Нередко на фоне подробно описанной реальности действующими лицами рассказов являются люди со странностями («Диссертация», «Малышка», «Призвание»), в том числе, как говорится, субъекты «с безуминкой». Им приданы, например, такие особенности, как психопатия ревности или явная неадекватность, когда в сознании до такой степени перепутаны явь и придуманное, что одно от другого делается неотличимо, или забавная в деталях, раздражающая окружающих недотепистая доброта.
Кроме того, в жизни героев возникают элементы чудесного, при том, что невзаправдошное подается автором как обычное, а герои – не всегда люди в нынешнем понимании. Иногда здесь действуют еще и существа, имеющие особую природу. Некоторые рассказы содержат невероятные события, подаваемые автором как реальные и даже повседневные (видения героини в «Романе…», «Малышка»). «Гость провинциалки» развертывает мистическую картину любви современной девушки, снявшей комнату в старом доме, и юноши-привидения, который приходит из прошлого, чтобы вместе с ней читать Хемингуэя.
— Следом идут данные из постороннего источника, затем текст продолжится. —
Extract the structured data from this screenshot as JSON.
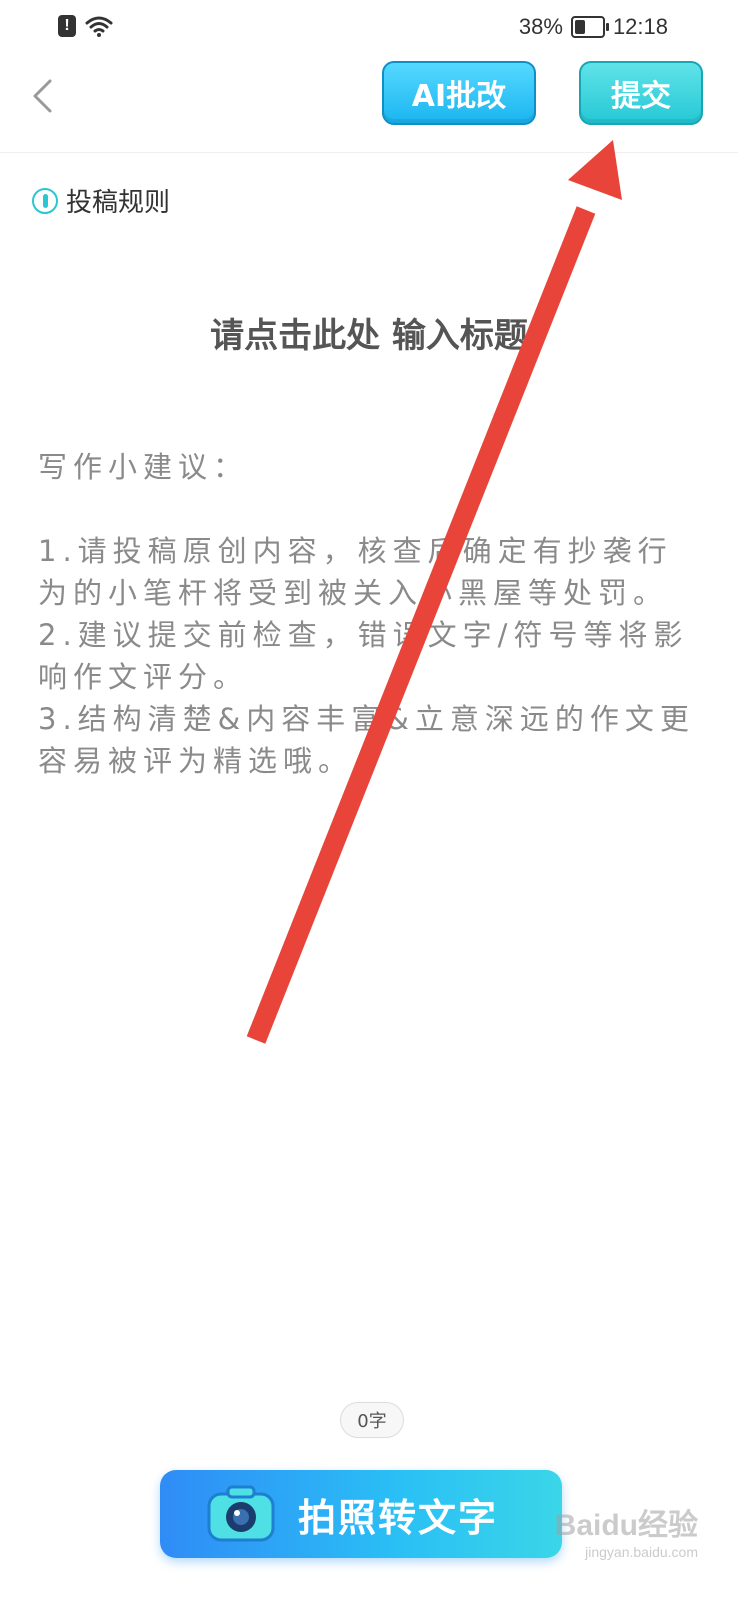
{
  "status_bar": {
    "battery_percent_text": "38%",
    "battery_level": 0.38,
    "time": "12:18",
    "left_icons": [
      "alert-icon",
      "wifi-icon"
    ]
  },
  "header": {
    "back_icon": "chevron-left-icon",
    "ai_button_label": "AI批改",
    "submit_button_label": "提交",
    "ai_button_color": "#1bb5f0",
    "submit_button_color": "#26c8d6"
  },
  "rules": {
    "label": "投稿规则",
    "icon": "info-icon",
    "icon_color": "#28c7d2"
  },
  "editor": {
    "title_placeholder": "请点击此处 输入标题",
    "tips_heading": "写作小建议：",
    "tips": [
      "1.请投稿原创内容，核查后确定有抄袭行为的小笔杆将受到被关入小黑屋等处罚。",
      "2.建议提交前检查，错误文字/符号等将影响作文评分。",
      "3.结构清楚&内容丰富&立意深远的作文更容易被评为精选哦。"
    ]
  },
  "footer": {
    "word_count": "0字",
    "photo_button_label": "拍照转文字",
    "photo_icon": "camera-icon"
  },
  "annotation": {
    "arrow_color": "#e8443a"
  },
  "watermark": {
    "logo": "Baidu经验",
    "url": "jingyan.baidu.com"
  }
}
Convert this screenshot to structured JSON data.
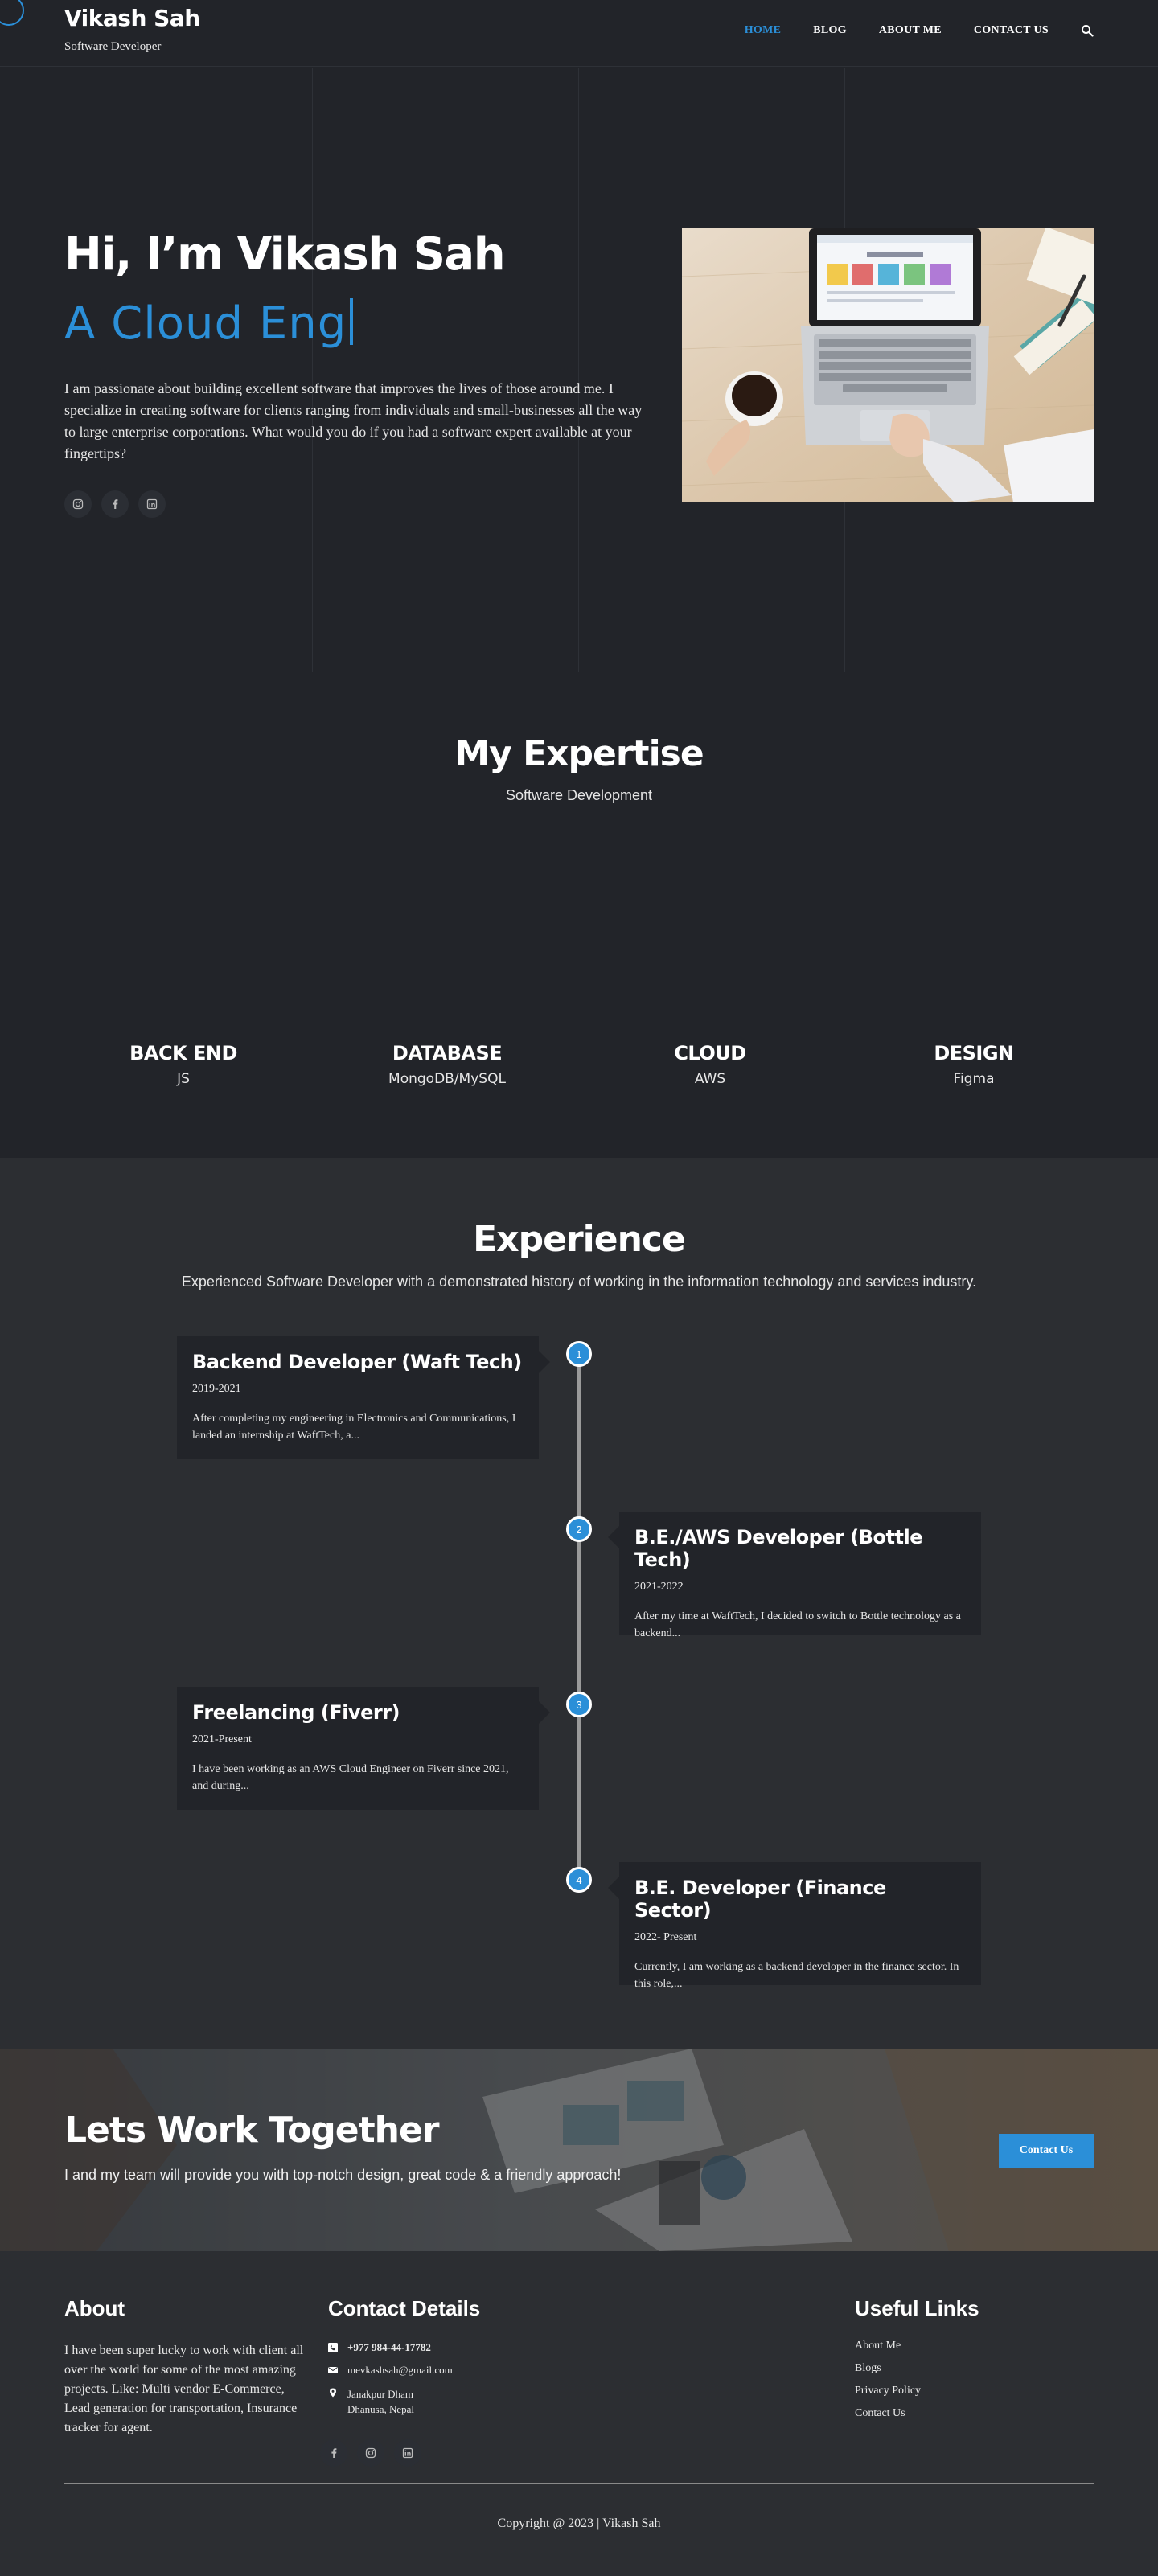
{
  "header": {
    "brand_name": "Vikash Sah",
    "brand_tagline": "Software Developer",
    "nav": [
      {
        "label": "HOME",
        "active": true
      },
      {
        "label": "BLOG"
      },
      {
        "label": "ABOUT ME"
      },
      {
        "label": "CONTACT US"
      }
    ],
    "search_icon": "search-icon"
  },
  "hero": {
    "title": "Hi, I’m Vikash Sah",
    "typed_text": "A Cloud Eng",
    "description": "I am passionate about building excellent software that improves the lives of those around me. I specialize in creating software for clients ranging from individuals and small-businesses all the way to large enterprise corporations. What would you do if you had a software expert available at your fingertips?",
    "socials": [
      "instagram-icon",
      "facebook-icon",
      "linkedin-icon"
    ]
  },
  "expertise": {
    "title": "My Expertise",
    "subtitle": "Software Development",
    "items": [
      {
        "title": "BACK END",
        "value": "JS"
      },
      {
        "title": "DATABASE",
        "value": "MongoDB/MySQL"
      },
      {
        "title": "CLOUD",
        "value": "AWS"
      },
      {
        "title": "DESIGN",
        "value": "Figma"
      }
    ]
  },
  "experience": {
    "title": "Experience",
    "subtitle": "Experienced Software Developer with a demonstrated history of working in the information technology and services industry.",
    "items": [
      {
        "num": "1",
        "role": "Backend Developer (Waft Tech)",
        "years": "2019-2021",
        "desc": "After completing my engineering in Electronics and Communications, I landed an internship at WaftTech, a..."
      },
      {
        "num": "2",
        "role": "B.E./AWS Developer (Bottle Tech)",
        "years": "2021-2022",
        "desc": "After my time at WaftTech, I decided to switch to Bottle technology as a backend..."
      },
      {
        "num": "3",
        "role": "Freelancing (Fiverr)",
        "years": "2021-Present",
        "desc": "I have been working as an AWS Cloud Engineer on Fiverr since 2021, and during..."
      },
      {
        "num": "4",
        "role": "B.E. Developer (Finance Sector)",
        "years": "2022- Present",
        "desc": "Currently, I am working as a backend developer in the finance sector. In this role,..."
      }
    ]
  },
  "cta": {
    "title": "Lets Work Together",
    "subtitle": "I and my team will provide you with top-notch design, great code & a friendly approach!",
    "button": "Contact Us"
  },
  "footer": {
    "about_title": "About",
    "about_text": "I have been super lucky to work with client all over the world for some of the most amazing projects. Like: Multi vendor E-Commerce, Lead generation for transportation, Insurance tracker for agent.",
    "contact_title": "Contact Details",
    "phone": "+977 984-44-17782",
    "email": "mevkashsah@gmail.com",
    "address_line1": "Janakpur Dham",
    "address_line2": "Dhanusa, Nepal",
    "socials": [
      "facebook-icon",
      "instagram-icon",
      "linkedin-icon"
    ],
    "links_title": "Useful Links",
    "links": [
      "About Me",
      "Blogs",
      "Privacy Policy",
      "Contact Us"
    ],
    "copyright": "Copyright @ 2023 | Vikash Sah"
  },
  "colors": {
    "accent": "#2b8fd8",
    "background": "#222429",
    "section_alt": "#2c2e32"
  }
}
Это – дань вполне определенному современному течению в прозе, отечественный вариант «магического (или метафизического) реализма», который в свое время вызывал немалый интерес публики, явленный в практике целого ряда писателей. Фантастические персонажи Постниковой не обладают устрашающими чертами и не творят злодейств, а предстают в неярком обытовленном виде, придавая жизни некоторую загадочность и обостряя эмоции в сером существовании героев. Это соответствует нашей традиционной вере в житейские чудеса, являющейся, по сути, бессознательным ожиданием чего-то спасительно трансцендентного. Не случайно в поле авторского повествования порой возникает атмосфера сакральности, хотя признаки религиозного бытия героев в рассказах практически не обозначены.
Надо заметить, что подобные истории, в большой степени отвечающие нашей ментальности, отчасти близки так называемым быличкам, характерным для русского фольклора устным нарративным формам. У Постниковой они усложнены, свободны от сказового стиля речи и строятся целиком на городском материале с отказом от таких типичных вымышленных персонажей, как упыри, домовые или черти-неудачники.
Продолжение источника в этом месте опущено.